Van der Woude wasn't able to keep up with his wife due to increasing weakness and difficulty breathing.
"I felt tension in my chest, and I was hiding it from her," van der Woude recalled Thursday afternoon. "We were on holiday, I can't spoil it. I won't spoil it."
But he began to suspect he was suffering from pneumonia; the symptoms were similar to what he'd experienced before, he said. They continued on their trip to Jackson, Wyo., and then to Boise.
"We were singing in the car," Posthumus recalled of their blissful ignorance of what was slowing her husband down.
Van der Woude's condition got worse in Boise. He suffered chills, more trouble breathing and couldn't sleep. In the middle of the night, he called his physician in the Netherlands.
That morning, he went to the emergency room at Saint Alphonsus Regional Medical Center, where he told ER physician Randy Barnes that he thought he had pneumonia.
"He said, 'No. You're looking too healthy,'" van der Woude recalled. X-rays confirmed it wasn't pneumonia, and more tests were done to find the cause.
Barnes delivered the bad news: Van der Woude had pulmonary embolism and deep vein thrombosis - massive blood clots in his lungs and legs.
The couple were blindsided by the life-threatening condition, which required immediate treatment and hospitalization.
"That was quite a big shock, having our kids 5,000 miles away," van der Woude said.
The couple had to decide on two possible treatments, including an aggressive one that carried the risk of bleeding in the brain.
Van der Woude opted for the more aggressive treatment after realizing he could barely walk from his hospital bed to the bathroom.
Dr. Michael Blumhardt administered the clot-busting medication via IV, and ER nurse Michele Gaglianone made sure van der Woude was comfortable during the tense first 24 hours of the treatment. He began to feel a little better each day.
"He was so kind and so appreciative of the nursing and all the people caring for him," Dr. Nelson said. "Our hearts went out to him."
Nelson met the couple's children when they used Skype to talk to the teens in the hospital.
Doctors don't know what caused van der Woude's blood clots.
Clotting risk increases during periods of inactivity when the blood pools in the legs (on lengthy trips). Birth control pills are another known cause of clots.
Researchers have found a genetic link to a blood-clotting disorder. Van der Woude hasn't been tested for the Factor V Leiden gene.
Van der Woude was hospitalized for a week, then discharged so he could return home.
The Saint Al's staff who cared for van der Woude, including Gaglianone, helped the couple get their affairs in order and get out of the country with minimal hassle.
Nelson notified the car rental company in Seattle about the situation. ER nurses Jill and Rob Hart, who had relocated Posthumus to a hotel closer to the hospital, also drove the couple to the airport.

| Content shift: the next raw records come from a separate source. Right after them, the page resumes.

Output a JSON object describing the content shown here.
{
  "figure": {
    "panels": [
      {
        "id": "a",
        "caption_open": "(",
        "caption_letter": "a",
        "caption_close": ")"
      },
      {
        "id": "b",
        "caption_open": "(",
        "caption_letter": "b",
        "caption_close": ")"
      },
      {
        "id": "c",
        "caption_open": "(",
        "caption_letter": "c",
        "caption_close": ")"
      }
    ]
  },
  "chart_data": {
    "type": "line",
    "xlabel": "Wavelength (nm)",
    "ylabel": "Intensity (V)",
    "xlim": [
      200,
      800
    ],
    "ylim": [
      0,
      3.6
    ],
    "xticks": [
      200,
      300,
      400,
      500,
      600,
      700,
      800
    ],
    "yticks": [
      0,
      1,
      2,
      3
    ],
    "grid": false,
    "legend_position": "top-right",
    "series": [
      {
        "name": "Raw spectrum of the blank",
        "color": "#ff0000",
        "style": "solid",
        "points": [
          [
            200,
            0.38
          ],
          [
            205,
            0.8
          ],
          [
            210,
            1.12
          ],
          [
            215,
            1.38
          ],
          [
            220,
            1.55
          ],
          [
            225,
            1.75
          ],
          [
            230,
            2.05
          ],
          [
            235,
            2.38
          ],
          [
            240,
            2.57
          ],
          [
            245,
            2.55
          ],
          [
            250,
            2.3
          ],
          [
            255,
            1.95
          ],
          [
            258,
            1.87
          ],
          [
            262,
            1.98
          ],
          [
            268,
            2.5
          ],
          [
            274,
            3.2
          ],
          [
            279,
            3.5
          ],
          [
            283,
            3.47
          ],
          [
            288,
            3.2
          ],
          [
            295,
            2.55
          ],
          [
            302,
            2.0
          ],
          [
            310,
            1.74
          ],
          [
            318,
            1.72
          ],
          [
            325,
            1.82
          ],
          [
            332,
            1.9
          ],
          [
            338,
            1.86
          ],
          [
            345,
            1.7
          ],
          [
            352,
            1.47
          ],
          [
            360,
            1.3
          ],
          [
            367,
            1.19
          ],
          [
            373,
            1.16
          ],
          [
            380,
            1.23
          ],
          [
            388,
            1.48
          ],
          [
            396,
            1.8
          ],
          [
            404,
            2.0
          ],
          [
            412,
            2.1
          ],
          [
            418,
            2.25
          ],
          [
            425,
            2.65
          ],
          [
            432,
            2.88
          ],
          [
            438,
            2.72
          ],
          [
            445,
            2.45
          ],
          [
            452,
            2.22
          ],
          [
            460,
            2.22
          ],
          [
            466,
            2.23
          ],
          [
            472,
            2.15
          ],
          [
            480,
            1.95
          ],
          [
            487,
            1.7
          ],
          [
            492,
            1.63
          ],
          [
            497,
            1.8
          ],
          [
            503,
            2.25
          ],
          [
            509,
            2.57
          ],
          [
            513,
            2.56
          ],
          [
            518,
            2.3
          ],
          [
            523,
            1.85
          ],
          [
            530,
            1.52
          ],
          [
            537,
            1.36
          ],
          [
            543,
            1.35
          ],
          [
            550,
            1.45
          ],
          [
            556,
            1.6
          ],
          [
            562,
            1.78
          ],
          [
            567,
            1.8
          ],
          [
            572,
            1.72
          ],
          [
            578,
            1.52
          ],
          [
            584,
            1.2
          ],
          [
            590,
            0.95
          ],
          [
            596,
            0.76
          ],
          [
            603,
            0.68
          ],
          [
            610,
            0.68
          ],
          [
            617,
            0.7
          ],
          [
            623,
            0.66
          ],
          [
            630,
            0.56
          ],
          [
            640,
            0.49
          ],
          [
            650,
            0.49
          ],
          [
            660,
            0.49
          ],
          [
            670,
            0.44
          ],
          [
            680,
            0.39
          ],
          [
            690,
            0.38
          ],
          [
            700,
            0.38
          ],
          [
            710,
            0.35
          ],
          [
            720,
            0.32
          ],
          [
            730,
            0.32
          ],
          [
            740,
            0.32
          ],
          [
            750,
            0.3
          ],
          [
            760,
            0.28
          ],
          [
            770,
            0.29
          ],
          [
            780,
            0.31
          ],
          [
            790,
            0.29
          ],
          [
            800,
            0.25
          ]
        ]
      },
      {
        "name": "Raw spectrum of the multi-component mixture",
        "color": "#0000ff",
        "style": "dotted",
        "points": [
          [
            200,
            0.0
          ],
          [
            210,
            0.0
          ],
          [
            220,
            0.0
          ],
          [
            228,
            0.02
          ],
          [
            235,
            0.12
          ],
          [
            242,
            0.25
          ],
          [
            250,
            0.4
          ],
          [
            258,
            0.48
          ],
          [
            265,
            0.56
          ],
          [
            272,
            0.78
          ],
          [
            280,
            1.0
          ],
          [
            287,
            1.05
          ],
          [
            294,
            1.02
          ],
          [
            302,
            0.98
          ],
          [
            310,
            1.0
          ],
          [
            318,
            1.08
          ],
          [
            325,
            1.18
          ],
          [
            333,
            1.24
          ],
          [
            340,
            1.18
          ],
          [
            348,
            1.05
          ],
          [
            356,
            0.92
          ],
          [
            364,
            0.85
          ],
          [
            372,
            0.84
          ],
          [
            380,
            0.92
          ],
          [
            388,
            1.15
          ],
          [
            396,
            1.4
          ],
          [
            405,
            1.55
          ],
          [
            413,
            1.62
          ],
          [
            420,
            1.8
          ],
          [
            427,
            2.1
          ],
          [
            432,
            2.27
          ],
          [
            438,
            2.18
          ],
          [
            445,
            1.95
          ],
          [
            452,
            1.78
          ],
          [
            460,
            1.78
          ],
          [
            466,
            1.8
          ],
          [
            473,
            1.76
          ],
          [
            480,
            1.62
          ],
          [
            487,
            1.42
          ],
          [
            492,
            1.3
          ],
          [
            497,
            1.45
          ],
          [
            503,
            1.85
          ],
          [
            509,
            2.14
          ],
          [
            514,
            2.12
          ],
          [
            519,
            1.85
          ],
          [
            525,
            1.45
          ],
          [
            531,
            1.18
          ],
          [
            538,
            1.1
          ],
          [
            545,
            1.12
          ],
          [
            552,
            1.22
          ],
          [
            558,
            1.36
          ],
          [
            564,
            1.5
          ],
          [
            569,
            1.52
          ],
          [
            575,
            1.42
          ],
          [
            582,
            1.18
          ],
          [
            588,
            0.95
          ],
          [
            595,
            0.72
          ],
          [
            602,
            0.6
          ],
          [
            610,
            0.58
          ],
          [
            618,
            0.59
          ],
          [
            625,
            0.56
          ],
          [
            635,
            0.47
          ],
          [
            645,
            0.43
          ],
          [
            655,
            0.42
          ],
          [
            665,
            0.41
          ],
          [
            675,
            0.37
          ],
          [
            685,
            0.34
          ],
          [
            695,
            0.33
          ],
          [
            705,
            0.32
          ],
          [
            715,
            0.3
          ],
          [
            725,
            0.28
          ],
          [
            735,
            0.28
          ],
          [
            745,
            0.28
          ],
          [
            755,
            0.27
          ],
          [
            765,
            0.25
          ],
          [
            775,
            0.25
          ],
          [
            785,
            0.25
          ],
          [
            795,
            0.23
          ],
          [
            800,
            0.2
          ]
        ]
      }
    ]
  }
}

"Rob was there. He said, 'I'm going to help you. No problem,'" van der Woude said. "He talked to the hotel staff. He came every day to my room.
"When you are at such a difficult point in your life, it's important you meet the right people, and we met the right people."
Their airline wasn't as helpful. Van der Woude flew business class, but his wife wasn't allowed to sit with him.
He's doing well now. He exercises regularly, wears compression stockings and takes blood-thinning medication to prevent future clots.
After their stop in Boise, van der Woude and his wife are now headed to Portland and San Francisco.
"Now I have processed. In Holland, we say you get closure," van der Woude said. "This is ending it in a good way."
Blumhardt said van der Woude's "extraordinary return visit" is testimony to his gracious character, and the bond he formed with the medical staff at Saint Al's.